En l’absence d’oxygène dans l’atmosphère, la photolyse UV de dioxyde de soufre (SO2) libéré par l’activité volcanique se traduit par la production de composés soufrés caractérisés par des fractionnements isotopiques très particulier dits indépendant de la masse (noté, MIF-S). En se dissolvant dans l’océan, ces composés soufrés transfèrent cette anomalies isotopiques au registre sédimentaire lors de leur précipitation sous forme de pyrite, par exemple. En présence d’oxygène atmosphérique, ces fractionnements isotopiques particuliers disparaissent. La grande oxygénation de l’atmosphère terrestre (Great Oxidation Event, GOE) entre 2,5 et 2,2 milliards d’années (Ga) a été définie comme l'intervalle de temps pendant lequel une quantité suffisante d'oxygène atmosphérique était présent pour empêcher la production et le transfert de ces anomalies isotopiques dans le registre sédimentaire. La disparition de ces anomalies isotopiques dans des sédiments d’Afrique du Sud sur quelques mètres d’épaisseur de sédiments, a conduit des études précédentes à proposer que l’augmentation de l’oxygène dans l’atmosphère a été rapide (moins de 10 millions d’années, Ma) et globalement synchrone à environ 2,32 Ga sur l’ensemble du globe. Cependant, comme illustré dans la figure, la présence d’importantes lacunes sédimentaires dans les séquences d’Afrique du Sud implique que ce modèle d’oxygénation reste mal contraint.

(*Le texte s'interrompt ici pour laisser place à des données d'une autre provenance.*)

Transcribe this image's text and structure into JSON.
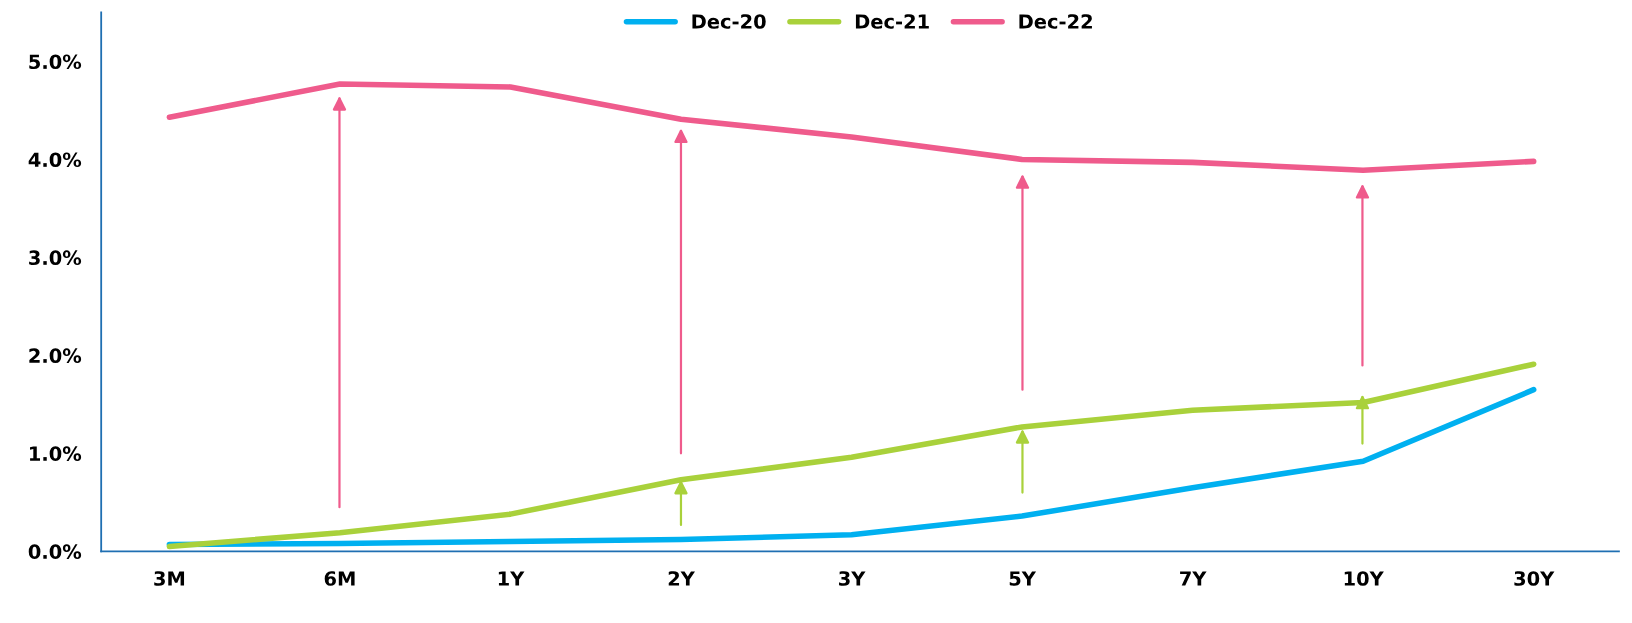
{
  "chart_data": {
    "type": "line",
    "categories": [
      "3M",
      "6M",
      "1Y",
      "2Y",
      "3Y",
      "5Y",
      "7Y",
      "10Y",
      "30Y"
    ],
    "series": [
      {
        "name": "Dec-20",
        "color": "#00b0f0",
        "values": [
          0.07,
          0.08,
          0.1,
          0.12,
          0.17,
          0.36,
          0.65,
          0.92,
          1.65
        ]
      },
      {
        "name": "Dec-21",
        "color": "#a9d13b",
        "values": [
          0.05,
          0.19,
          0.38,
          0.73,
          0.96,
          1.27,
          1.44,
          1.52,
          1.91
        ]
      },
      {
        "name": "Dec-22",
        "color": "#ef5b8c",
        "values": [
          4.43,
          4.77,
          4.74,
          4.41,
          4.23,
          4.0,
          3.97,
          3.89,
          3.98
        ]
      }
    ],
    "ylim": [
      0,
      5.5
    ],
    "yticks": [
      {
        "value": 0,
        "label": "0.0%"
      },
      {
        "value": 1,
        "label": "1.0%"
      },
      {
        "value": 2,
        "label": "2.0%"
      },
      {
        "value": 3,
        "label": "3.0%"
      },
      {
        "value": 4,
        "label": "4.0%"
      },
      {
        "value": 5,
        "label": "5.0%"
      }
    ],
    "legend": "top",
    "grid": false,
    "marker": "none",
    "line_style": "solid"
  }
}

Afin de mieux contraindre les mécanismes, l’amplitude et la durée du GOE, nous avons réalisé une campagne de forages dans le bassin du Hamersley en Australie occidentale afin de pouvoir étudier un échantillonnage représentatif qui recoupe la période entre 2,5 et 2,2 Ga associée au GOE. La séquence sédimentaire étudiée est le groupe du Turee Creek, laquelle, à la différence de ses équivalents d’Afrique du Sud et d’Amérique du Nord, ne présente pas de discontinuité sédimentaire majeure.

L’analyse des isotopes du soufre à haute résolution stratigraphique montre un signal MIF-S relativement homogène et de faible amplitude (1± 0.5 ‰) sur l’ensemble des carottes. Ce signal est ponctué de plusieurs intervalles sédimentaires dans lesquels les sulfures ne présentent pas d’anomalies MIF-S. La présence d’épisodes de dépôt sans MIF-S impliquent que des quantités non négligeables d’oxygène étaient présentes dans l’atmosphère dès 2,45 Ga. Le signal MIF-S de l’ordre de 1‰ représente la moyenne des anomalies isotopiques mesurées dans les sulfures de la période archéenne (4,0 à 2,5 Ga) antérieure au GOE.

L’enregistrement d’une telle anomalie sur plus de 700 mètre de carottes de forage ne peut s’expliquer par un processus atmosphérique, mais résulte vraisemblablement de l’altération en conditions oxydantes de surfaces continentales plus anciennes (archéennes) et le recyclage d’un réservoir de sulfate de composition isotopique homogène de l’ordre de 1 ‰ dans l’océan. Ce modèle permet d’expliquer que l’enregistrement MIF-S dans les sédiments d'Afrique du Sud, d'Amérique du Nord et d'Australie ne soit pas synchrone car dépendant des surfaces d’altération locales. Ces résultats impliquent que le paradigme actuel de définir le GOE à 2,33-2,32 Ga en se basant sur la dernière occurrence de MIF-S en Afrique du Sud doit être abandonné.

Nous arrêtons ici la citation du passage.